His Swedish peasant’s face had singed its dimples in a bit of sophistication but his eyes were undeceived. His heart was a secluded soliloquy transforming the shouts of the world into tinkling surmises. His broad nose and long lips were always at ease and his ruddy skin held the texture of fresh bunting. His eyes knew the unkindled reticence of a rustic boy.

This man of one mood sat in his floating row-boat, reading the Bible. He reached the mouth of the river and drifted out to sea. The sea was a menacing lethargy of rhythm: green swells sensed his row-boat with dramatic leisure. A sea gull skimmed over the water, like a haphazard adventure. Looking up from his Bible Alvin Tor saw the body of a woman floating beside his boat. With one jerk his face swerved into blankness. The tip of his tongue met his upper lip as though it were a fading rim of reality. The fingers of one hand distressed his flaxen hair.

The woman floated on her back with infinite abandon. Little ripples of green water died fondling her body. The green swells barely lifting her were great rhythms disturbed by an inert discord. Sunlight, fumbling at her body, relinquished its promiscuous desires and became abashed. _Her wet brown hair had a drugged gentility: its short dark curls hugged her head with despondent understanding. Her face had been washed to an imperturbable transparency: it had the whiteness of reclining foam overcast with a twinge of green--the sea had lent her its skin._ Her eyes were limply unworried and violated to gray disintegration. In separated bits of outlines the remains of thinly impudent features were slipping from her face. The bloated pity of black and white garments hid her lean body.

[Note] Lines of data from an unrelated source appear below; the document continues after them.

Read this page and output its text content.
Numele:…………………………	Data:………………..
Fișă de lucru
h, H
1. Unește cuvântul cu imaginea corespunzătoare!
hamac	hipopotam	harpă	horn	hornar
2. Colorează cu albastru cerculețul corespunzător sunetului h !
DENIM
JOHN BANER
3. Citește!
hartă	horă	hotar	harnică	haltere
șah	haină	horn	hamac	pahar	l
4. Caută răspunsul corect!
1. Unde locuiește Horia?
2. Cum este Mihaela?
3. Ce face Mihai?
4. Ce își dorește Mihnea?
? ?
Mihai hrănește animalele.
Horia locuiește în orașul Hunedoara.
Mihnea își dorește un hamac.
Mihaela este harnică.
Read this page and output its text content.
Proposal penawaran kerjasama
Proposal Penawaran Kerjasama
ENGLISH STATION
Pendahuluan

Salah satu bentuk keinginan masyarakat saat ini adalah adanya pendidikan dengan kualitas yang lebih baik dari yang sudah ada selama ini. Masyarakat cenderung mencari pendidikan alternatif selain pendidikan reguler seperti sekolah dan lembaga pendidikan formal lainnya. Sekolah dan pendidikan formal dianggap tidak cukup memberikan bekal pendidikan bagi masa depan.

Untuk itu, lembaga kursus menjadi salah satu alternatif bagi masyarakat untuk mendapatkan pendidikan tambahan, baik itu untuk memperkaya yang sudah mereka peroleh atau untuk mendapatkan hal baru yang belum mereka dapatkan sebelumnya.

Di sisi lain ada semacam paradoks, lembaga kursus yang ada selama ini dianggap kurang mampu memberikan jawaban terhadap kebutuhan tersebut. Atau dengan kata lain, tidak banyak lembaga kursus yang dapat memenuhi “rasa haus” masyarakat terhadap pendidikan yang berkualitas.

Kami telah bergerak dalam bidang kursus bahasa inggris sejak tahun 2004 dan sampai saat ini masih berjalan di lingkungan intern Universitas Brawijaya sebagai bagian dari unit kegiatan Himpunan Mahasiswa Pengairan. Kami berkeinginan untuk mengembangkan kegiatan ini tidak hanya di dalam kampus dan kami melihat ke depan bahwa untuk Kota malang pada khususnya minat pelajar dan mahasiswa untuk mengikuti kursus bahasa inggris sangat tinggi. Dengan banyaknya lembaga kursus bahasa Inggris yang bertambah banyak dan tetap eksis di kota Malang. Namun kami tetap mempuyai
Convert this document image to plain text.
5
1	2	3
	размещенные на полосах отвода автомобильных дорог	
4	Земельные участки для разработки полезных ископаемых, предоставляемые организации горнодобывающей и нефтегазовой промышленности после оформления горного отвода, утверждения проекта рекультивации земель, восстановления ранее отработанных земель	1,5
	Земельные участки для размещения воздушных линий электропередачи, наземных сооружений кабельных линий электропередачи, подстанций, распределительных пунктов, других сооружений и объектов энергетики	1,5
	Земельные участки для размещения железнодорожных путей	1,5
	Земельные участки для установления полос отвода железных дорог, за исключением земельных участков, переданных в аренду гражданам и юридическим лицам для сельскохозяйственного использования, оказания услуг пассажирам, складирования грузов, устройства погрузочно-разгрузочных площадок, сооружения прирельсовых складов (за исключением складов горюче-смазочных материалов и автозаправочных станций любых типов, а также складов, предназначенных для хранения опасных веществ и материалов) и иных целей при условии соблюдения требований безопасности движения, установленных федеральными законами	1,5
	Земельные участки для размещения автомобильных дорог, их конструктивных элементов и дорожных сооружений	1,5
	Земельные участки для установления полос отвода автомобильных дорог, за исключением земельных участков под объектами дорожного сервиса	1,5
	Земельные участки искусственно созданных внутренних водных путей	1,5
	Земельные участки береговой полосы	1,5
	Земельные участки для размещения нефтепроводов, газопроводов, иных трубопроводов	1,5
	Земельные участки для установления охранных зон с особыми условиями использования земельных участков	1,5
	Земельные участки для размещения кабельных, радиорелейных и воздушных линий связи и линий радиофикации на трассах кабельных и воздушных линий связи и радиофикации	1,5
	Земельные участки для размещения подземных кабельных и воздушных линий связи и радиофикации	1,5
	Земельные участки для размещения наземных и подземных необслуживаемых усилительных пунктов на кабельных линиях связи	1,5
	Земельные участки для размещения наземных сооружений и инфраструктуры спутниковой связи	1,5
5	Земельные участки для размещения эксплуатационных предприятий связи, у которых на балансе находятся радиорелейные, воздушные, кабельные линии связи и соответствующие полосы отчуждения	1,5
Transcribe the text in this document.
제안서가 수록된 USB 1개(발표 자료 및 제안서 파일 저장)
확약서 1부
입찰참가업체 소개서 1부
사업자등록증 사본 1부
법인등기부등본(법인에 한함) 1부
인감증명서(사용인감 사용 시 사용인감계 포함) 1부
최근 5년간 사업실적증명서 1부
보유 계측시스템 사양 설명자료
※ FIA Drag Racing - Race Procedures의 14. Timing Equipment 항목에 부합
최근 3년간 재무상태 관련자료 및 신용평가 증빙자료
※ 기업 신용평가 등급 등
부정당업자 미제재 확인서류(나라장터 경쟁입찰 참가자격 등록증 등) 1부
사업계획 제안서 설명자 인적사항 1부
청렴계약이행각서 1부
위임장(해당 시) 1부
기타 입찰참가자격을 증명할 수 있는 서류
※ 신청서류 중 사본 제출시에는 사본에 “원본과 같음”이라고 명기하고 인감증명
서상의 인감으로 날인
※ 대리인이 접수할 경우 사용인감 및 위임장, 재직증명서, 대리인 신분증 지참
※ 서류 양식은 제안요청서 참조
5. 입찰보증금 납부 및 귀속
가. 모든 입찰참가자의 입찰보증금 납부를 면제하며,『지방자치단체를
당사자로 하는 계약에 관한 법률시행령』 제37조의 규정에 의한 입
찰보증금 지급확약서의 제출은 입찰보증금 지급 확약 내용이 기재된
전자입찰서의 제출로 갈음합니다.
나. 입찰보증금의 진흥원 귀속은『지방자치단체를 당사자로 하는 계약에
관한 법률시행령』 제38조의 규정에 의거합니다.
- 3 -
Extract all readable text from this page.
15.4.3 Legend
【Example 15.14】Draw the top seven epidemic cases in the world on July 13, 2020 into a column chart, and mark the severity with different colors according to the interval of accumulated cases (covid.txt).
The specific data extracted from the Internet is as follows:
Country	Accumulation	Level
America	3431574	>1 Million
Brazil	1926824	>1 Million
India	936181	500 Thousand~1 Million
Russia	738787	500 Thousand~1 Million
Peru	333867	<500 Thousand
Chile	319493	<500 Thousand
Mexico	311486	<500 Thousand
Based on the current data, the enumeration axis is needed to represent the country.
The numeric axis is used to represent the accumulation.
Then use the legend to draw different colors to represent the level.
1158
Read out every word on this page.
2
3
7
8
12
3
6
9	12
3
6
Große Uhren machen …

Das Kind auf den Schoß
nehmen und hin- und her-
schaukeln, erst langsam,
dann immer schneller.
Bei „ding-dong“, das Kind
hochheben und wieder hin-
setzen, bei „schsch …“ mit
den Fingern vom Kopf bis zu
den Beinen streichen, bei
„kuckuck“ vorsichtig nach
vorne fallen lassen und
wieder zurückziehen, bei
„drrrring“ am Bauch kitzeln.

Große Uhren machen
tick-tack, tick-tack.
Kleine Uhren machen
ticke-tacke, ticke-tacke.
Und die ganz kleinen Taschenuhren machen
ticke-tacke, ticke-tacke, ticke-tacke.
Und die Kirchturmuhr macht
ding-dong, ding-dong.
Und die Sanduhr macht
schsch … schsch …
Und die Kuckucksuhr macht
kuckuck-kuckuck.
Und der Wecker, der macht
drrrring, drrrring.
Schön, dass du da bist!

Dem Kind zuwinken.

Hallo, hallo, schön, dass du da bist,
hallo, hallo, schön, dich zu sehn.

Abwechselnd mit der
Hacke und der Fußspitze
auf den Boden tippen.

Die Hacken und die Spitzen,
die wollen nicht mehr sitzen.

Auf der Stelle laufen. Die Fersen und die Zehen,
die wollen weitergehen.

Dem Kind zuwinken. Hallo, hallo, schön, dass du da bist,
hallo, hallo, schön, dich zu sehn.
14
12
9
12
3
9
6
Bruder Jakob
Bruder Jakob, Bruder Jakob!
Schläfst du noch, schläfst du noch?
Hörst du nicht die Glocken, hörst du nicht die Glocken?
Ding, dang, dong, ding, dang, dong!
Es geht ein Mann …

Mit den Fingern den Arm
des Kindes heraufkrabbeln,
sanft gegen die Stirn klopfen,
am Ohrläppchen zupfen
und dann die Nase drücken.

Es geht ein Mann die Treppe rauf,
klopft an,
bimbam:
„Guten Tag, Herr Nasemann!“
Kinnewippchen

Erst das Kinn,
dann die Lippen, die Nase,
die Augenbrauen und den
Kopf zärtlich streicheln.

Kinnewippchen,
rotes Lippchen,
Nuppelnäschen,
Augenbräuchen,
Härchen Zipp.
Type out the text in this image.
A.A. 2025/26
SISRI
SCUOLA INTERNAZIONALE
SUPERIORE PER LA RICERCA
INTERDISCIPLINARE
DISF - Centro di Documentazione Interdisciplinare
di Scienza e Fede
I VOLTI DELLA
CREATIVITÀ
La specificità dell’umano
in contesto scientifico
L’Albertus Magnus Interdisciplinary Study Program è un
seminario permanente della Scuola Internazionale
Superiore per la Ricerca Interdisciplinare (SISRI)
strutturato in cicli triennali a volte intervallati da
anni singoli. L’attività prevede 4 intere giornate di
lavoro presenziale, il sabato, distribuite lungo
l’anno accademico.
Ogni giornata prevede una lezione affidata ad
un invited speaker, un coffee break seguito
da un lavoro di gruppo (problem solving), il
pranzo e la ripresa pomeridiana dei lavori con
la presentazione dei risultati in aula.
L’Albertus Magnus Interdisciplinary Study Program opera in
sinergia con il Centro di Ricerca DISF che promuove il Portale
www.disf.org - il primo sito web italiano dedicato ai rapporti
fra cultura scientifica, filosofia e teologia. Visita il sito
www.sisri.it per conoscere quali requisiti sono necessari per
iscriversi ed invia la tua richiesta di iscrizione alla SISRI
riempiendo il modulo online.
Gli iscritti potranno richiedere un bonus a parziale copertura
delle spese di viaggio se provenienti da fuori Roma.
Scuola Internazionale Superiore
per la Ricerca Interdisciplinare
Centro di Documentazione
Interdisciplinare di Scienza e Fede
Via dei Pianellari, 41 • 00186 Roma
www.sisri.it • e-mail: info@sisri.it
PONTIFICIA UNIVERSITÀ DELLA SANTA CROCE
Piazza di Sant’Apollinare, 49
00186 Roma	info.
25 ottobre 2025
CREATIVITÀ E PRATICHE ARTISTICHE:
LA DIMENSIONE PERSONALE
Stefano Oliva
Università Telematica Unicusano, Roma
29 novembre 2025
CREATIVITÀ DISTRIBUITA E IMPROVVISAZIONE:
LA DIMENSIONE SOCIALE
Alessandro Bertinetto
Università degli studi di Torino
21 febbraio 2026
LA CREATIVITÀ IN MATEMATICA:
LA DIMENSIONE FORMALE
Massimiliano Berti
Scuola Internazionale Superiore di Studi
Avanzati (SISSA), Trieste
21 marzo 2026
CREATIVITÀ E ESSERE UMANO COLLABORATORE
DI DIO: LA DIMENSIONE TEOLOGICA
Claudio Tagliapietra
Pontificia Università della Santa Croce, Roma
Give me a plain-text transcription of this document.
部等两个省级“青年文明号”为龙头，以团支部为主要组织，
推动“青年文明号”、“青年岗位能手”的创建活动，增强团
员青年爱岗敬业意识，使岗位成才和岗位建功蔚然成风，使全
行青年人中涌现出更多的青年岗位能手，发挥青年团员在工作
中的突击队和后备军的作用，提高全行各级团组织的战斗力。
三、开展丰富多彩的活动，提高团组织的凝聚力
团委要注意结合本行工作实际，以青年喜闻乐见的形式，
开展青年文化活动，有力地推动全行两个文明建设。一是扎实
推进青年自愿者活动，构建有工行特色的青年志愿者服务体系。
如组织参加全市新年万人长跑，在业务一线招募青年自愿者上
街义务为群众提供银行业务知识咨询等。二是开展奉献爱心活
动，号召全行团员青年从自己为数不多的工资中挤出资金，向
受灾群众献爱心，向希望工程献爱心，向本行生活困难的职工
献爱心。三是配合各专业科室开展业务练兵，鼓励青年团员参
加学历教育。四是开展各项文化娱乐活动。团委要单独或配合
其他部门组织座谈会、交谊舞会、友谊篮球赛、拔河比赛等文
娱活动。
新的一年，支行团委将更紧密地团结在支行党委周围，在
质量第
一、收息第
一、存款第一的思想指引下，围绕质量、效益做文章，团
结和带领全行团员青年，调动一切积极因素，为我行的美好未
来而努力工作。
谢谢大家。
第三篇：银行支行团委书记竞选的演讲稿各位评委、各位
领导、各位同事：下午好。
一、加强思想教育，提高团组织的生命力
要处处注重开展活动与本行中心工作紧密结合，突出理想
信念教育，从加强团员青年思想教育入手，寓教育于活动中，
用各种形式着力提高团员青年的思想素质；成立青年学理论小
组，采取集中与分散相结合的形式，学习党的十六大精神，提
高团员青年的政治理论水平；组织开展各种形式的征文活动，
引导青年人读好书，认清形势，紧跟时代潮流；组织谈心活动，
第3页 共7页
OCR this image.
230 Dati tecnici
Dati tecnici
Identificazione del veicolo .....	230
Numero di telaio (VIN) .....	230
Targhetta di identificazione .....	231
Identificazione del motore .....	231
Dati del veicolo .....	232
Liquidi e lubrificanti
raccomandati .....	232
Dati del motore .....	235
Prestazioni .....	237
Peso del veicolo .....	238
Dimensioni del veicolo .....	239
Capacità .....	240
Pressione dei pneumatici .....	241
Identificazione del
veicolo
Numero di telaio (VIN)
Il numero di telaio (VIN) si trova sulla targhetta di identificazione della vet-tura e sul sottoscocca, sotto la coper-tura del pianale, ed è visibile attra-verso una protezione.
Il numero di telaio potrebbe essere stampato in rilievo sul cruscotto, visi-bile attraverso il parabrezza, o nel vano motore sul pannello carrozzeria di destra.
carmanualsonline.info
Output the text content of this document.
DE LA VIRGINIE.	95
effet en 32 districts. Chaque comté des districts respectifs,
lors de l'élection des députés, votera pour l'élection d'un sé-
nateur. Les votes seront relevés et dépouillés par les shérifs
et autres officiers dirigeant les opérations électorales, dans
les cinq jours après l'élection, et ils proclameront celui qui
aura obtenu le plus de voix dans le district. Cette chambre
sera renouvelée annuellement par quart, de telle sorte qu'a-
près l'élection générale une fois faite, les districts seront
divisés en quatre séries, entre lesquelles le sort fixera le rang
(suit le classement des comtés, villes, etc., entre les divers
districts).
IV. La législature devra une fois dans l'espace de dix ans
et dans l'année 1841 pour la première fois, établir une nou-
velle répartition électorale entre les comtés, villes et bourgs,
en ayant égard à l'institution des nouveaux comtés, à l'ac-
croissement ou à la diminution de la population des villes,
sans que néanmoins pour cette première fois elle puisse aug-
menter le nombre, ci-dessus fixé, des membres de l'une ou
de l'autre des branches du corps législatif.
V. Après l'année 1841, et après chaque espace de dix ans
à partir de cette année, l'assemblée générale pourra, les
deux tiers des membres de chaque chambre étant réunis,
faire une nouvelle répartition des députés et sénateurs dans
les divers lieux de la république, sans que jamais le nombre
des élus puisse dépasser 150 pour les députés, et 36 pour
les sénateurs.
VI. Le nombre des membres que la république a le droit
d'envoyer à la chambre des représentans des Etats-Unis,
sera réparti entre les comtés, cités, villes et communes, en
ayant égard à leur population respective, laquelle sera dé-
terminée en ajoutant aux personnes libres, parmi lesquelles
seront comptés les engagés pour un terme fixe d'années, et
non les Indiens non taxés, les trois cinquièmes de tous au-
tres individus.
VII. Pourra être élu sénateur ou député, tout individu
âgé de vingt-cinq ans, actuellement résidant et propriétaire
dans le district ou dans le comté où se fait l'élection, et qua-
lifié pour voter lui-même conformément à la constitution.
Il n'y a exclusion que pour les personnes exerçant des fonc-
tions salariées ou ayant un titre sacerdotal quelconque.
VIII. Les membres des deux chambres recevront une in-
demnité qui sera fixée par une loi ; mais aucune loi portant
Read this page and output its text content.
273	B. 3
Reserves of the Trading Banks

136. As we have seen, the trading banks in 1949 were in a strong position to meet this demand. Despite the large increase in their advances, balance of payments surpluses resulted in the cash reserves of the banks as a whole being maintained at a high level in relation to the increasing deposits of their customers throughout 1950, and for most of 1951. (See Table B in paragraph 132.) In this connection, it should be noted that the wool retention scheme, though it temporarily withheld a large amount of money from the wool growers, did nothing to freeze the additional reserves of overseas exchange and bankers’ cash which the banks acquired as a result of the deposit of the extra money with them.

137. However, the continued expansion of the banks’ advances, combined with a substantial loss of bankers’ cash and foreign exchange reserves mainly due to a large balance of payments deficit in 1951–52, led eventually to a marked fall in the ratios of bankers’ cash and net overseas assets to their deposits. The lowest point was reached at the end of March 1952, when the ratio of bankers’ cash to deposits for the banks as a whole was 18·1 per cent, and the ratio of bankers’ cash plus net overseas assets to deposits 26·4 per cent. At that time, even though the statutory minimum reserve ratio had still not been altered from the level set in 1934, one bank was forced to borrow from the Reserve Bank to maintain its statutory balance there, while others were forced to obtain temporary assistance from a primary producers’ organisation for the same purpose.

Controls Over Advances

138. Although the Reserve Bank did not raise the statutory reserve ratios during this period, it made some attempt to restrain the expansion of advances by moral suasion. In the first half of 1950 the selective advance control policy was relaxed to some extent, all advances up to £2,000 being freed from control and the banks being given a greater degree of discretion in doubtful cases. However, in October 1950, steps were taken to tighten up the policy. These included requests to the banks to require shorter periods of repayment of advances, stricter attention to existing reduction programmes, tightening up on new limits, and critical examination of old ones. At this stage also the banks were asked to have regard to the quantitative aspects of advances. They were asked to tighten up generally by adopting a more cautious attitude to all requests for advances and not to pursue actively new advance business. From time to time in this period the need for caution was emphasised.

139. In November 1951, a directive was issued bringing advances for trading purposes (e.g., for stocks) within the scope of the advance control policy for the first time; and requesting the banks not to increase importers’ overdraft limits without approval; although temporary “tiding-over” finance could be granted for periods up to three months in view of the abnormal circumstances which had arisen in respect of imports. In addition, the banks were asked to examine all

As Alvin Tor watched her, tendrils of peace gradually interfered with the blankness on his face. His lips sustained an unpremeditated repose. A sensitive compassion dropped the sparks of its coming into his eyes. His clothes became a jest upon an inhuman body; the earth of him effortlessly transcended itself in the gesture of his arm flung out to the woman.

“Impalpable relic of a soul, the spirit you held must have severed its shadow to preserve you forever from the waves,” he said, his face blindfolded with ecstasy, “for you grasp the water with immortal relaxation. You are not a body--you are beauty receding into a resistless seclusion.”

“Kind fool, musically stifling himself in a row-boat--made kind by the desperate tenderness of a lie--you are serenading the chopped bodies of your emotions,” said the woman.